Pharmabiz
 

India faces grave shortage of behavioural health providers and facilities: Dr Tonmoy Sharma

Nandita Vijay, BengaluruWednesday, March 7, 2018, 08:00 Hrs  [IST]

India is facing a grave shortage of behavioural health providers and facilities on similar lines of the US. Besides, there is a geographic problem for India, going by its proximity to the major opium-producing regions of Southwest and South East Asia which fueled the drug abuse epidemic, said Dr. Tonmoy Sharma, founder and CEO, Sovereign Health.
 
Despite federal laws that require health insurance companies to provide mental health services on par with other medical conditions, it is still a struggle to obtain approval for the full spectrum of care required. Added to this is the shortage of professionals in the field, he added.
 
These hassles discourage many to enter the field of mental healthcare. There is a stigma surrounding psychiatry just as patients with psychological issues are stigmatized. There is still a bias that psychiatry is a squishy science, or a soft profession, even when it is about workings of the brain. Even government entities are looking to attract and retain counsellors and physicians. There is a dire need for professionals going by the massive shortfall in mental healthcare, Dr. Sharma told Pharmabiz in an email.
 
Europe also faces shortage of professionals and treatment networks.
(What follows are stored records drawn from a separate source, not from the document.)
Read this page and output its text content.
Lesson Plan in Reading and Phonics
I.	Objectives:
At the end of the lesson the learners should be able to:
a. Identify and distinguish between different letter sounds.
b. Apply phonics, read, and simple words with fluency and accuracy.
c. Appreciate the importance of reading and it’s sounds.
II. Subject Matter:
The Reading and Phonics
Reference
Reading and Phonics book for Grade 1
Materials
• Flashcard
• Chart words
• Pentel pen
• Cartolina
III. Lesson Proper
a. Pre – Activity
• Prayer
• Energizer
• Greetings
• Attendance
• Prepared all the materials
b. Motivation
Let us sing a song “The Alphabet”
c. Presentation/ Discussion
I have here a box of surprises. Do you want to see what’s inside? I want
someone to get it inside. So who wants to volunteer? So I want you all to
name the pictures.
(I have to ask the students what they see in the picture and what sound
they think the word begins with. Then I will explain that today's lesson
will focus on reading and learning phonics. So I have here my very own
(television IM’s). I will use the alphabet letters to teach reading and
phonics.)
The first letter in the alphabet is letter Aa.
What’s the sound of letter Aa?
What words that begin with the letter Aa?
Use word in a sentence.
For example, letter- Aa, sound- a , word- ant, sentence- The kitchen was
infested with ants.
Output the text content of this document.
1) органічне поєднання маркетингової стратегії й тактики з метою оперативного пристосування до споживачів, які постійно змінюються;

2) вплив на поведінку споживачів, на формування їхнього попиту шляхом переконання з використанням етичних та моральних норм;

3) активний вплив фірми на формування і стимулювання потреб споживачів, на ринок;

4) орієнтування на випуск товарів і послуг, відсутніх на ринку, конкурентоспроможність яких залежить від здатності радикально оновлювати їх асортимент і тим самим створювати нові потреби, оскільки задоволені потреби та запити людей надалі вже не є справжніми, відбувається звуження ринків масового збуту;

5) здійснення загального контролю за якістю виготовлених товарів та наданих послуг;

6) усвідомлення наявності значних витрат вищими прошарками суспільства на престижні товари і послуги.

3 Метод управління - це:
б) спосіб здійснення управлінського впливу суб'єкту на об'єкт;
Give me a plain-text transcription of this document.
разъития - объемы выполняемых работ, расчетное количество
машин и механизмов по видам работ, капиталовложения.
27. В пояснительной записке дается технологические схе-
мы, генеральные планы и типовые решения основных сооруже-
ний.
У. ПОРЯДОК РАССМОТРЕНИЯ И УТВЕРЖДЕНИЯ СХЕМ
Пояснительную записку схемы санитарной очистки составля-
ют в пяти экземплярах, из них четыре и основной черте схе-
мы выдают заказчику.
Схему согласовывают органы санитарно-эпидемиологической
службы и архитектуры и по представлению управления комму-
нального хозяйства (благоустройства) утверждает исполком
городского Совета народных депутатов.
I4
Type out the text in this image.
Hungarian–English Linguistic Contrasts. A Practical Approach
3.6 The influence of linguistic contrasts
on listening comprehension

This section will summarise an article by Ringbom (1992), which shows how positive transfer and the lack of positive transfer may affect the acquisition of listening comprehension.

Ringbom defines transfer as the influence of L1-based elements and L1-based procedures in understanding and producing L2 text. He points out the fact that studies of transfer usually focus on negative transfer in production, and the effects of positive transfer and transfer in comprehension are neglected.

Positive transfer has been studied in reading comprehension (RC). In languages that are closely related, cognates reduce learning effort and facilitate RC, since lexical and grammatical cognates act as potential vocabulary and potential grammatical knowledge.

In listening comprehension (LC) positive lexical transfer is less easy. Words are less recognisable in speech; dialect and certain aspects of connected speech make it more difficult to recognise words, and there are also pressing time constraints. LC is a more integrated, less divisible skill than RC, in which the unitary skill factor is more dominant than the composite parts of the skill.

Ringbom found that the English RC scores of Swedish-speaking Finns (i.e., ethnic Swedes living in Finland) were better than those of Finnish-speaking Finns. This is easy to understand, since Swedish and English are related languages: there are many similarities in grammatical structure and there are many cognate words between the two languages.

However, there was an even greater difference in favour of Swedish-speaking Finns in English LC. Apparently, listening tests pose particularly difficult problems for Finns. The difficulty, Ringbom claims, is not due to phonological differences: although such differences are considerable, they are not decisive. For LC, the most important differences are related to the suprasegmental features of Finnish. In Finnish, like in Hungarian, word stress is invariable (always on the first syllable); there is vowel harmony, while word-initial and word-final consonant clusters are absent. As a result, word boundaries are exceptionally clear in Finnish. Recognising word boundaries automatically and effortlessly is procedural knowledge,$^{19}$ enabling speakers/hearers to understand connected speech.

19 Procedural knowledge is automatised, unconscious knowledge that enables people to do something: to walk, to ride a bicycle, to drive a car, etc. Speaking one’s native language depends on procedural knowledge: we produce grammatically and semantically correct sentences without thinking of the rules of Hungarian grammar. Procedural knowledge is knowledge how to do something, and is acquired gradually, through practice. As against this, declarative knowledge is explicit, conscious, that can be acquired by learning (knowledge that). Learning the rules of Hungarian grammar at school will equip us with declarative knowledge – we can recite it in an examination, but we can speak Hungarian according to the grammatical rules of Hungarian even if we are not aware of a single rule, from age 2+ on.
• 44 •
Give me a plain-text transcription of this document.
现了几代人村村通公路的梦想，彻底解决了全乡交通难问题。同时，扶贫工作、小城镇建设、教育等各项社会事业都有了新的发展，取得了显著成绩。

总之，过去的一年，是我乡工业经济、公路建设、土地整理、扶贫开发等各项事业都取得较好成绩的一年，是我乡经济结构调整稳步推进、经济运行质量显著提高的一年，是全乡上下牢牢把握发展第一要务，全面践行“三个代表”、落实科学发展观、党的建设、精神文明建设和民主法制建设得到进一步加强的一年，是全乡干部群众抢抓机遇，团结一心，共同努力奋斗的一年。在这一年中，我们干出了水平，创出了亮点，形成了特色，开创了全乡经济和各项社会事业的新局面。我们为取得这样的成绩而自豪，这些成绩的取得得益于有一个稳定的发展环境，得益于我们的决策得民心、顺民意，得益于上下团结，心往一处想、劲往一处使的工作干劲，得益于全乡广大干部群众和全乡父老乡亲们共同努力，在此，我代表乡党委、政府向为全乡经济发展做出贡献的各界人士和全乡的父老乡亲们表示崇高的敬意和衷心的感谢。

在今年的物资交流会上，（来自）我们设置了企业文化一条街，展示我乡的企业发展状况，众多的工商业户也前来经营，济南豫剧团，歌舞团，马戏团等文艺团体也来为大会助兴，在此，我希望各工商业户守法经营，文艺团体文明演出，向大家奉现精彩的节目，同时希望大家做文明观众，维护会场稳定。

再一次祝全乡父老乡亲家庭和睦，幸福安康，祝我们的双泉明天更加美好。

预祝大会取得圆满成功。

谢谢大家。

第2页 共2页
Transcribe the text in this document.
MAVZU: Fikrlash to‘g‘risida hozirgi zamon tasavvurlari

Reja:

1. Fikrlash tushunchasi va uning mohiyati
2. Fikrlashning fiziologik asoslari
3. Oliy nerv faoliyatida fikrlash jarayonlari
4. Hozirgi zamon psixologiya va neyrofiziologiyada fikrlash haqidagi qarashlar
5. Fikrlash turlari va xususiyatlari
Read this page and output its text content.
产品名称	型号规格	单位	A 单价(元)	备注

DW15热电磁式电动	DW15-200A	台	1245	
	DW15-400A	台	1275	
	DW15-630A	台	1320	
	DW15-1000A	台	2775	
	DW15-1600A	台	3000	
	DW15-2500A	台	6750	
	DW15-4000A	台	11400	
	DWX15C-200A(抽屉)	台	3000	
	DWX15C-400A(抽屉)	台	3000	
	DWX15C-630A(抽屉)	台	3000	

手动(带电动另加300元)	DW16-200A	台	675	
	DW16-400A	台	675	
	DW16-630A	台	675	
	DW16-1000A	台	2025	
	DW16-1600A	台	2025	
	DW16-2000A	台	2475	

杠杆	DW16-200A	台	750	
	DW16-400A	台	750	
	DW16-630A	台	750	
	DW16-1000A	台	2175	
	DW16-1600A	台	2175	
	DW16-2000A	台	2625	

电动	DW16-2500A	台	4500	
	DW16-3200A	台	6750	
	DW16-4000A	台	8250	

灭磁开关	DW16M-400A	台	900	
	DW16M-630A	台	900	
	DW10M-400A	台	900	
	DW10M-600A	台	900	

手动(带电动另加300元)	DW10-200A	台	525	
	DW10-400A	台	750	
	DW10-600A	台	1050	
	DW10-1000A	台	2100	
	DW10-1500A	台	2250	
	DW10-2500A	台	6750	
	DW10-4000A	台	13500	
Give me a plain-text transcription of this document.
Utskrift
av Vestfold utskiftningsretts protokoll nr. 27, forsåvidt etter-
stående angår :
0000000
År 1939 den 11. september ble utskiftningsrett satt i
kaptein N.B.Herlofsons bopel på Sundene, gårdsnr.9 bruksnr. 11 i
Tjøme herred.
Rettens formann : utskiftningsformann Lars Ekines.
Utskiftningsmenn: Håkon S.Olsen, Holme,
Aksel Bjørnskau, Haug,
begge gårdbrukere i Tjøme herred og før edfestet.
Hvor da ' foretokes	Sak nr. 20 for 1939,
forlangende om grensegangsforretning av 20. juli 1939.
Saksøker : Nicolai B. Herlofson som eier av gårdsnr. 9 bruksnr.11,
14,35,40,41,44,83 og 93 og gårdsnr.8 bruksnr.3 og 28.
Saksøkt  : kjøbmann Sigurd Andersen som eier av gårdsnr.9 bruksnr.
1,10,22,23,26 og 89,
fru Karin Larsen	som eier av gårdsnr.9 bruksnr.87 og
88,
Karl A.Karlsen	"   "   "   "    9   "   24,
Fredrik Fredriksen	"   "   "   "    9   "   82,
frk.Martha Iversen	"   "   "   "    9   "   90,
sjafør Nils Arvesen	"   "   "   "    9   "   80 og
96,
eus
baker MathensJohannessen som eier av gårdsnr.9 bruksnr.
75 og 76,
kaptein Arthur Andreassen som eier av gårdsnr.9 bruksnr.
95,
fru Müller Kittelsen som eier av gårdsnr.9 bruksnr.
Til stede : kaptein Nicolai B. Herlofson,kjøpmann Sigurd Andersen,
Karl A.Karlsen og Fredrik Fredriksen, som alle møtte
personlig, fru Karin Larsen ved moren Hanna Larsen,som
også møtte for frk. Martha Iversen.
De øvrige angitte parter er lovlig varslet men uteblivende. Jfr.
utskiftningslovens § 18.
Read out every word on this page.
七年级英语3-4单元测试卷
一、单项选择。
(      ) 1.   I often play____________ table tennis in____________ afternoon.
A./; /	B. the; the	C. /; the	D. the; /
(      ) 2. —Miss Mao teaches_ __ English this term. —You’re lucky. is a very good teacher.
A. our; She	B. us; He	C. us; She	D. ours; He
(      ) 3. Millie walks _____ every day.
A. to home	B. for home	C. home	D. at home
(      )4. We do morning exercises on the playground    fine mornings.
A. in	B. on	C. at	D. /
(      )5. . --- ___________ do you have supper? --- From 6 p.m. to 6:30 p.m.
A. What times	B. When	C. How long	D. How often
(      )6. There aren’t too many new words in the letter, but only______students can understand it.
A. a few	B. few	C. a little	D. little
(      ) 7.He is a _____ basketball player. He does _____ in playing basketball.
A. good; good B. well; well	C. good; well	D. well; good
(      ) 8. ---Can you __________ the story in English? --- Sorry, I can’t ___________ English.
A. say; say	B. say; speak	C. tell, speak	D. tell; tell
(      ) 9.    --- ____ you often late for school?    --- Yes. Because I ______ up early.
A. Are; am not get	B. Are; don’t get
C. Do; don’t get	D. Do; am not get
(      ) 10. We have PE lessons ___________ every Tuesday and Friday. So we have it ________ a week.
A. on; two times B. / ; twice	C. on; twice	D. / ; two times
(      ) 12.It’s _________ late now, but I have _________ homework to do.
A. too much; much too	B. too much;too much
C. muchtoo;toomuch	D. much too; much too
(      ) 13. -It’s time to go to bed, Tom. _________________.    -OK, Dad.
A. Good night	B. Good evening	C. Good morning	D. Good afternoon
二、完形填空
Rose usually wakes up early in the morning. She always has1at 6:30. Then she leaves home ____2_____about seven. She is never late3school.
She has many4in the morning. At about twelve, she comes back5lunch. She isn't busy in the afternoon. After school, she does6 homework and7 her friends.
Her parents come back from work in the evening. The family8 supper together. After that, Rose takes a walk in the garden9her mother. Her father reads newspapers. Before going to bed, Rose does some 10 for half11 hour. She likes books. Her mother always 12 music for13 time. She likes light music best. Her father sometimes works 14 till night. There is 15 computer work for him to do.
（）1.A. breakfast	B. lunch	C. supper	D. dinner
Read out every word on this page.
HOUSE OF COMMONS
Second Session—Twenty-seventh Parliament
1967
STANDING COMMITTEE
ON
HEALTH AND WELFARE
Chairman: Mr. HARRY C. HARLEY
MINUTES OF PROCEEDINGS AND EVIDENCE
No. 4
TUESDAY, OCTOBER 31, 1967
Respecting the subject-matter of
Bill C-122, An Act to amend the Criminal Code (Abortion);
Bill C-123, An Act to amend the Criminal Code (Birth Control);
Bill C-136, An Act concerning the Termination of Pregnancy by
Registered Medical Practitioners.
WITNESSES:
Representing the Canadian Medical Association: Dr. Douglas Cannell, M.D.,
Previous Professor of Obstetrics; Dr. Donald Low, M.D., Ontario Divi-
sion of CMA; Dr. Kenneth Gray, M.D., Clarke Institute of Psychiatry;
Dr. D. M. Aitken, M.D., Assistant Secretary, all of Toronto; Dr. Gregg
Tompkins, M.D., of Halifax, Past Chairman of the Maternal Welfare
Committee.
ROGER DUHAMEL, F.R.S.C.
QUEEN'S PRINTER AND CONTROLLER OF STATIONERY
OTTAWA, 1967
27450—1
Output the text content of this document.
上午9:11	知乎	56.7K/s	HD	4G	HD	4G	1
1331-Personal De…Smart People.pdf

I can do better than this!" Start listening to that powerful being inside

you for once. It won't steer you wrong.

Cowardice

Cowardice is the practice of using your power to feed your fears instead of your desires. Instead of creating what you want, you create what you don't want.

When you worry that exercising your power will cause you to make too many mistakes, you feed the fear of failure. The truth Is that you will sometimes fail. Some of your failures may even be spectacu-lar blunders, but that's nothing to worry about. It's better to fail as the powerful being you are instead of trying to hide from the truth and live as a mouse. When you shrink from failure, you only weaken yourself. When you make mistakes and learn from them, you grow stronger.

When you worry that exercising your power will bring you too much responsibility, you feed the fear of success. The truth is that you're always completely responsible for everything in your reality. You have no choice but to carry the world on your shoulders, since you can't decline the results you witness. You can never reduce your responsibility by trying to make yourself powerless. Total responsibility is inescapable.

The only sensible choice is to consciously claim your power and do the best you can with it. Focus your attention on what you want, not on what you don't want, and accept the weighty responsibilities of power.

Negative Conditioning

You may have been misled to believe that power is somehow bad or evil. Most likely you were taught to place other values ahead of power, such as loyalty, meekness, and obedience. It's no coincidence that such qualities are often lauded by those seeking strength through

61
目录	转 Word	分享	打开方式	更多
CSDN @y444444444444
However, most European countries have a national healthcare plan and disorders are caught earlier because people access primary care providers more often and don’t face financial barriers to seek treatment. However, in all countries, without exception, stigma is a barrier to receiving care. Until we all globally can agree that mental health and substance uses are brain diseases, he said.
 
It is the stigma surrounding mental health which makes treatment complicated. There is anxiety and guilt among patients and their families. Since patients come in with co-existing mental health and substance use disorders, there is a lot that goes into creating a treatment plan which effectively treats both issues, concurrently. At times a certain approach or medication is found not working and this is where constant patient feedback about the treatment plan allows to adjust it accordingly.
 
Another issue is that it is difficult to receive proper reimbursement for services rendered . In the some cases, staff spend more time justifying the treatment that was already approved upon admission, which takes valuable time away from the main focus of patients’ well-being. This had led to even some reputable mental health facilities to cease due to lack of reimbursement causing a catastrophic loss of operating funds, he said.
 
Nevertheless, there are new, good medications that help patients control cravings, or their withdrawal symptoms, anxiety and depression. Doctors are seeing that some medications used for other medical conditions actually have applications for behavioural health issues. New applications in brain stimulation are showing promise to alleviate both substance use and mental health conditions. Horse therapy and art therapy are really beneficial to patients when used in conjunction with medications. New psychotherapeutic approaches for post-traumatic stress disorder have been shown to be beneficial too, said Dr. Sharma.